I’m riding the healthy horse these days after that kidney stones scare I had last week. That incident certainly put me on a red alert about my health. One thing led to another. Now my husband and I are about to embark on our quest to conceive.
I’ve been battling with an undefined hormonal imbalance for as long as I can remember. I’ve had a love-hate relationship with my endocrinologist since 1996. I’ve been a lab rat far too many times and after all these years they (the doctors) were never really able to give me a definite diagnosis and prognosis. Although they already told me before that conceiving might be a CHALLENGE if not impossible at all, this didn’t really occur to me up until recently when I finally got hitched. I was told about this “fertility challenge” nonchalantly at that time in my early twenties when marriage and building a family were far-fetched fantasies that I didn’t have any intention on wishing them true.
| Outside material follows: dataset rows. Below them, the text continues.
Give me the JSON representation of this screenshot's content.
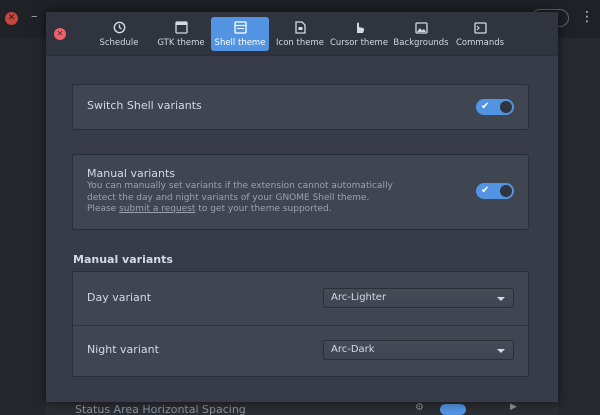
{
  "background": {
    "bottom_label": "Status Area Horizontal Spacing"
  },
  "tabs": [
    {
      "label": "Schedule",
      "icon": "clock-icon",
      "active": false
    },
    {
      "label": "GTK theme",
      "icon": "window-icon",
      "active": false
    },
    {
      "label": "Shell theme",
      "icon": "shell-window-icon",
      "active": true
    },
    {
      "label": "Icon theme",
      "icon": "document-icon",
      "active": false
    },
    {
      "label": "Cursor theme",
      "icon": "cursor-hand-icon",
      "active": false
    },
    {
      "label": "Backgrounds",
      "icon": "image-icon",
      "active": false
    },
    {
      "label": "Commands",
      "icon": "terminal-icon",
      "active": false
    }
  ],
  "switch_variants": {
    "label": "Switch Shell variants",
    "enabled": true
  },
  "manual_variants_toggle": {
    "label": "Manual variants",
    "description_line1": "You can manually set variants if the extension cannot automatically",
    "description_line2": "detect the day and night variants of your GNOME Shell theme.",
    "description_line3_prefix": "Please ",
    "link_text": "submit a request",
    "description_line3_suffix": " to get your theme supported.",
    "enabled": true
  },
  "manual_variants_section": {
    "title": "Manual variants",
    "day_label": "Day variant",
    "day_value": "Arc-Lighter",
    "night_label": "Night variant",
    "night_value": "Arc-Dark"
  },
  "colors": {
    "accent": "#5294e2",
    "dialog_bg": "#383c4a",
    "card_bg": "#404552",
    "close": "#f46067"
  }
}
Last year before we got engaged, I went to see an OB-GYN who specializes in Reproductive Endocrinology and Infertility at the very posh Medical City. Her diagnosis was Primary Ovarian Failure, and she already suggested the egg donor option. I didn’t know how else to react but to be dismayed. So the first noble thing I thought that I was supposed to do was to break-up with Joseph. I knew he wanted a baby so I felt that this “challenge” would be the last thing he would want in our relationship. Ironically, that news actually expedited our engagement instead. Joseph told me that he was not going to marry me to have children. He wanted to marry me because he LOVES ME JUST THE WAY I AM. He even added that if it’s just going to be the two of us then it shall be that way.
I fell in love with him more because of that. But of course, we believe in God’s many miraculous ways so there’s no harm in trying, right? We didn’t see that doctor at Medical City any more and instead went to another one at St. Luke’s. This time around, she was referred to us by one of our church mates. Going to a Christian doctor proved to be very different compared to one who’s “just” a doctor. They specialize in the same field but this time around, I felt the compassion. All these years, I’ve never felt taken care of by my doctors. This time, I immediately felt the different aura that Dr. Jing exuded. I felt safe. She made me have another round of tests again and this time the initial finding was Polycystic Ovarian Syndrome. Usually the first line of work-up that needs to be done in this condition is ovarian stimulation. The thought of a long hormone therapy really makes me anxious. There are a lot of factors to consider… my age… my health in general… the costs of these hormone treatments… the side effects…. Trying to conceive is emotionally stressful as it is but STRESS should be the last thing that I should be having right now.
We are still not sure how soon I would respond to the treatments, or if I would ever respond at all. Right now, Joseph is with me all the way in ensuring that I am HEALTHY. He’s watching my diet; encouraging me to keep fit; and just cheering me on. It’s going to be a long grueling journey and we are asking all our dear friends to join us in prayer. Although we pray for a baby but more than that, we are really praying for God’s will and for His grace to shine upon us… that we may have gracious hearts to accept whatever He has in store for us.